Being able to extract codified information from inspection reports will enable HSE to be more proactive and help its inspectors be more effective. It will enhance the depth and effectiveness of campaigns around areas of risk such as respiratory health in construction.

“We measure the impact of the campaigns but this is not an exact science and is labour-intensive,” says Joseph. “The data warehouse will give us hard evidence of the risk profile of an activity, and what mitigations really work in preventing accidents from happening. This will enable us to give companies much more directly useful information to help them manage risks.

Sharing sensitive safety data

The information from the data warehouse will be a collaborative resource that helps everyone involved in safety learn lessons and make the right strategic decisions. To develop the data warehouse further, Discovering Safety will be asking industry to share their datasets, particularly risk assessments, method statements and records of near misses. This will allow us to assess how many near misses happen before an accident.

“For companies to feel comfortable in sharing this information, we will need to ensure we can anonymise it and share it securely,” added Joseph.

Industry partners

Over the next year, we will be providing our information in the data warehouse as a ‘proof of concept’ once we have successfully anonymised it. This will be provided under a contractual agreement to a subset of users, who will be able to use it to develop their own products and systems. As part of this arrangement, Discovering Safety will provide an API service so users can query both our data and their own.

“We will be engaging with industry in the coming months to find out how they would use the data warehouse and gain most value from it. We will then develop the warehouse further based on their opinions,” said Joseph.

Discovering Safety would like to hear from anyone in industry who is interested in finding out more or in helping us develop the data warehouse by giving us their perspective or sharing data.


About Knowledge Graphs

Knowledge graphs are a clear way of presenting data from data warehouse searches. Based on an innovation pioneered by Google, they are the foundation of many advanced AI applications. A knowledge graph shows a network of related concepts, providing a system to link information across documents and encapsulating the ‘tacit knowledge’ of subject matter experts.

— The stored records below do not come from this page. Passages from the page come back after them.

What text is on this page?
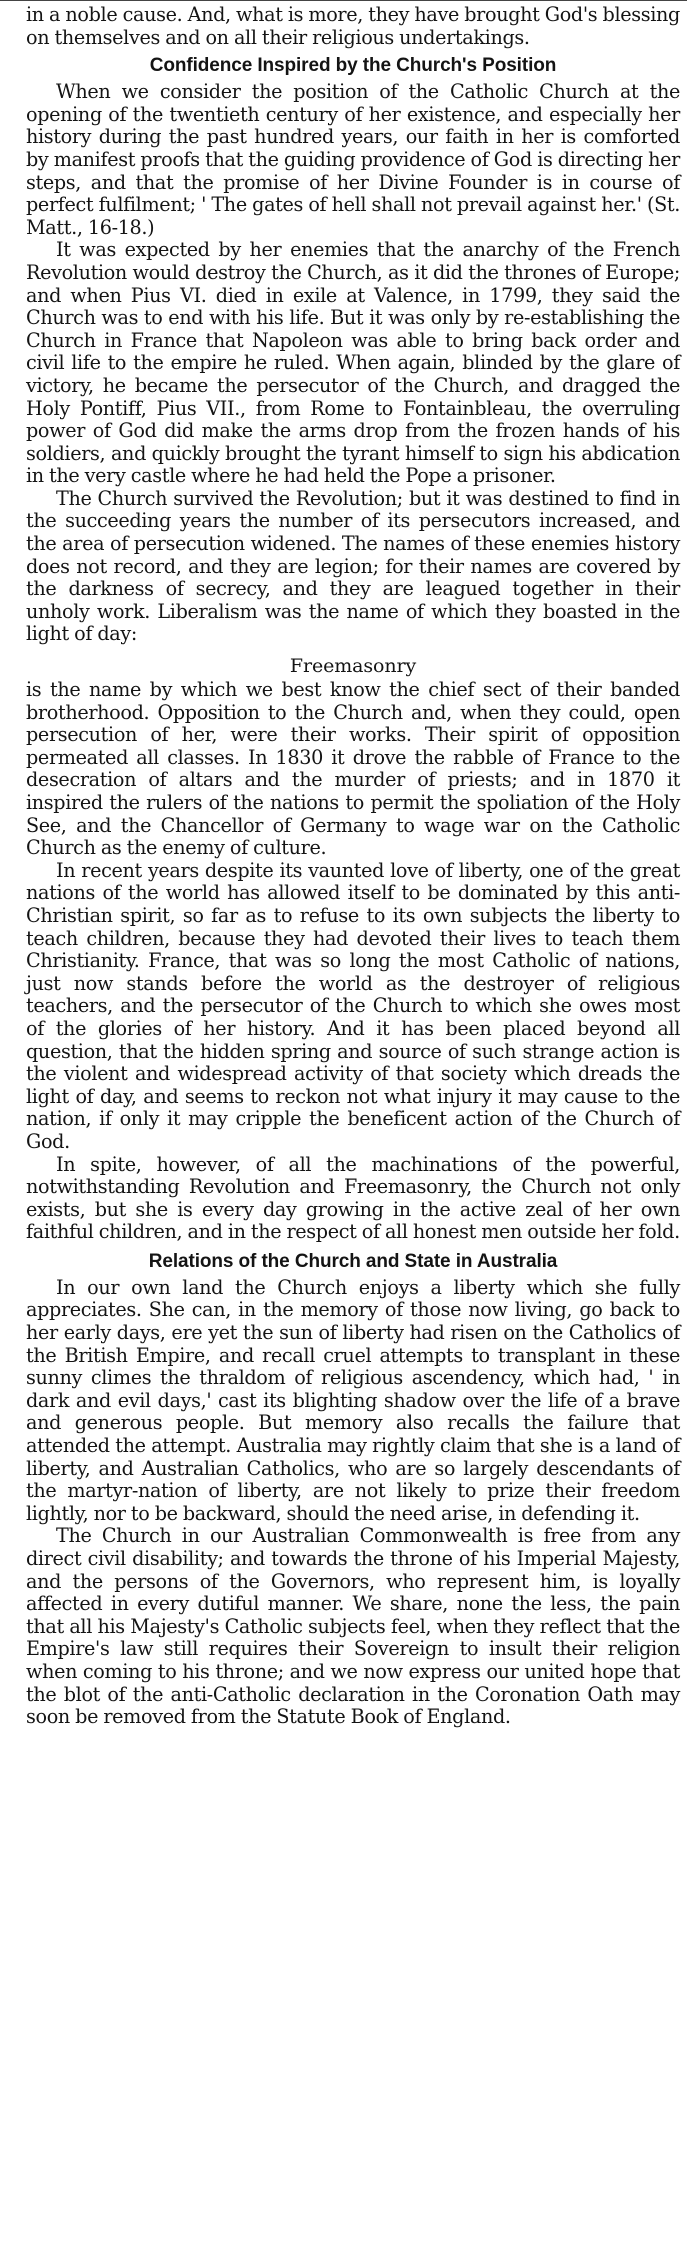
in a noble cause. And, what is more, they have brought God's blessing on themselves and on all their religious undertakings.

Confidence Inspired by the Church's Position

When we consider the position of the Catholic Church at the opening of the twentieth century of her existence, and especially her history during the past hundred years, our faith in her is comforted by manifest proofs that the guiding providence of God is directing her steps, and that the promise of her Divine Founder is in course of perfect fulfilment; ' The gates of hell shall not prevail against her.' (St. Matt., 16-18.)

It was expected by her enemies that the anarchy of the French Revolution would destroy the Church, as it did the thrones of Europe; and when Pius VI. died in exile at Valence, in 1799, they said the Church was to end with his life. But it was only by re-establishing the Church in France that Napoleon was able to bring back order and civil life to the empire he ruled. When again, blinded by the glare of victory, he became the persecutor of the Church, and dragged the Holy Pontiff, Pius VII., from Rome to Fontainbleau, the overruling power of God did make the arms drop from the frozen hands of his soldiers, and quickly brought the tyrant himself to sign his abdication in the very castle where he had held the Pope a prisoner.

The Church survived the Revolution; but it was destined to find in the succeeding years the number of its persecutors increased, and the area of persecution widened. The names of these enemies history does not record, and they are legion; for their names are covered by the darkness of secrecy, and they are leagued together in their unholy work. Liberalism was the name of which they boasted in the light of day:

Freemasonry

is the name by which we best know the chief sect of their banded brotherhood. Opposition to the Church and, when they could, open persecution of her, were their works. Their spirit of opposition permeated all classes. In 1830 it drove the rabble of France to the desecration of altars and the murder of priests; and in 1870 it inspired the rulers of the nations to permit the spoliation of the Holy See, and the Chancellor of Germany to wage war on the Catholic Church as the enemy of culture.

In recent years despite its vaunted love of liberty, one of the great nations of the world has allowed itself to be dominated by this anti-Christian spirit, so far as to refuse to its own subjects the liberty to teach children, because they had devoted their lives to teach them Christianity. France, that was so long the most Catholic of nations, just now stands before the world as the destroyer of religious teachers, and the persecutor of the Church to which she owes most of the glories of her history. And it has been placed beyond all question, that the hidden spring and source of such strange action is the violent and widespread activity of that society which dreads the light of day, and seems to reckon not what injury it may cause to the nation, if only it may cripple the beneficent action of the Church of God.

In spite, however, of all the machinations of the powerful, notwithstanding Revolution and Freemasonry, the Church not only exists, but she is every day growing in the active zeal of her own faithful children, and in the respect of all honest men outside her fold.

Relations of the Church and State in Australia

In our own land the Church enjoys a liberty which she fully appreciates. She can, in the memory of those now living, go back to her early days, ere yet the sun of liberty had risen on the Catholics of the British Empire, and recall cruel attempts to transplant in these sunny climes the thraldom of religious ascendency, which had, ' in dark and evil days,' cast its blighting shadow over the life of a brave and generous people. But memory also recalls the failure that attended the attempt. Australia may rightly claim that she is a land of liberty, and Australian Catholics, who are so largely descendants of the martyr-nation of liberty, are not likely to prize their freedom lightly, nor to be backward, should the need arise, in defending it.

The Church in our Australian Commonwealth is free from any direct civil disability; and towards the throne of his Imperial Majesty, and the persons of the Governors, who represent him, is loyally affected in every dutiful manner. We share, none the less, the pain that all his Majesty's Catholic subjects feel, when they reflect that the Empire's law still requires their Sovereign to insult their religion when coming to his throne; and we now express our united hope that the blot of the anti-Catholic declaration in the Coronation Oath may soon be removed from the Statute Book of England.
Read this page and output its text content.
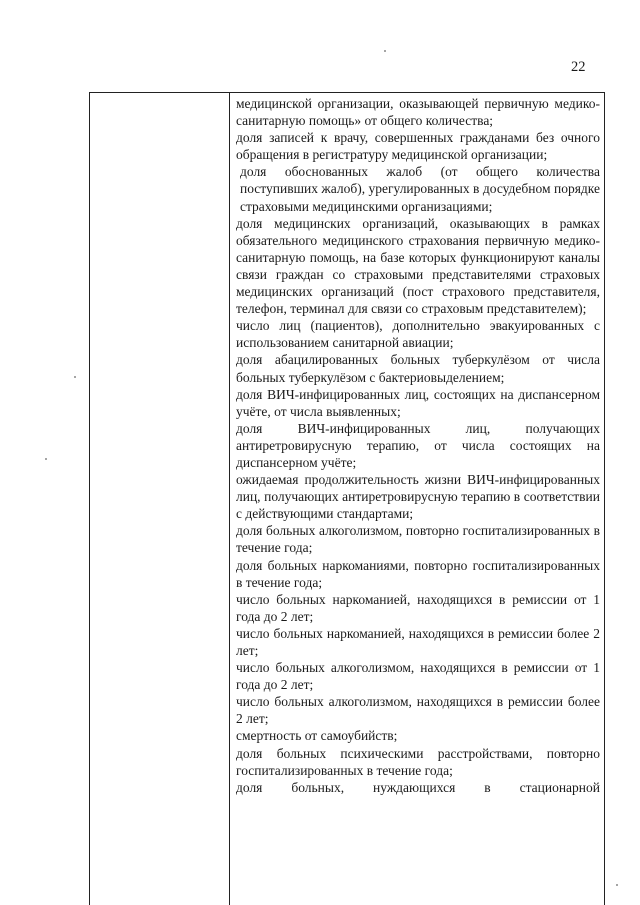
22

медицинской организации, оказывающей первичную медико-санитарную помощь» от общего количества;

доля записей к врачу, совершенных гражданами без очного обращения в регистратуру медицинской организации;

доля обоснованных жалоб (от общего количества поступивших жалоб), урегулированных в досудебном порядке страховыми медицинскими организациями;

доля медицинских организаций, оказывающих в рамках обязательного медицинского страхования первичную медико-санитарную помощь, на базе которых функционируют каналы связи граждан со страховыми представителями страховых медицинских организаций (пост страхового представителя, телефон, терминал для связи со страховым представителем);

число лиц (пациентов), дополнительно эвакуированных с использованием санитарной авиации;

доля абацилированных больных туберкулёзом от числа больных туберкулёзом с бактериовыделением;

доля ВИЧ-инфицированных лиц, состоящих на диспансерном учёте, от числа выявленных;

доля ВИЧ-инфицированных лиц, получающих антиретровирусную терапию, от числа состоящих на диспансерном учёте;

ожидаемая продолжительность жизни ВИЧ-инфицированных лиц, получающих антиретровирусную терапию в соответствии с действующими стандартами;

доля больных алкоголизмом, повторно госпитализированных в течение года;

доля больных наркоманиями, повторно госпитализированных в течение года;

число больных наркоманией, находящихся в ремиссии от 1 года до 2 лет;

число больных наркоманией, находящихся в ремиссии более 2 лет;

число больных алкоголизмом, находящихся в ремиссии от 1 года до 2 лет;

число больных алкоголизмом, находящихся в ремиссии более 2 лет;

смертность от самоубийств;

доля больных психическими расстройствами, повторно госпитализированных в течение года;

доля больных, нуждающихся в стационарной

Our data warehousing project has begun work on a health and safety knowledge graph with Enterprise Knowledge, which we hope to develop in collaboration with industry. This will use a ‘recommender’ system which works by taking a building practice and instantly returning all related guidance for mitigating associated risks – avoiding the need to search through large guidance documents.

“We’re looking for industry partners to help us decide what domains to include and how the knowledge graph can become a really useful tool,” said Caleb Williamson, a data scientist who has been exploring the potential of knowledge graphs to unlock insights from the data gathered in the warehouse.

A knowledge graph could show which pieces of guidance (if they had been followed) would have prevented the greatest number of accidents for a given work scenario, enabling HSE to design an intervention to encourage greater uptake or to update the guidance. It could also highlight types of accidents that are not currently covered by guidance, so new guidance could be written.

“This will allow HSE to advocate for mitigation measures to be designed into projects at a much earlier stage, so that common and risky activities such as manual handling are eliminated,” Caleb added.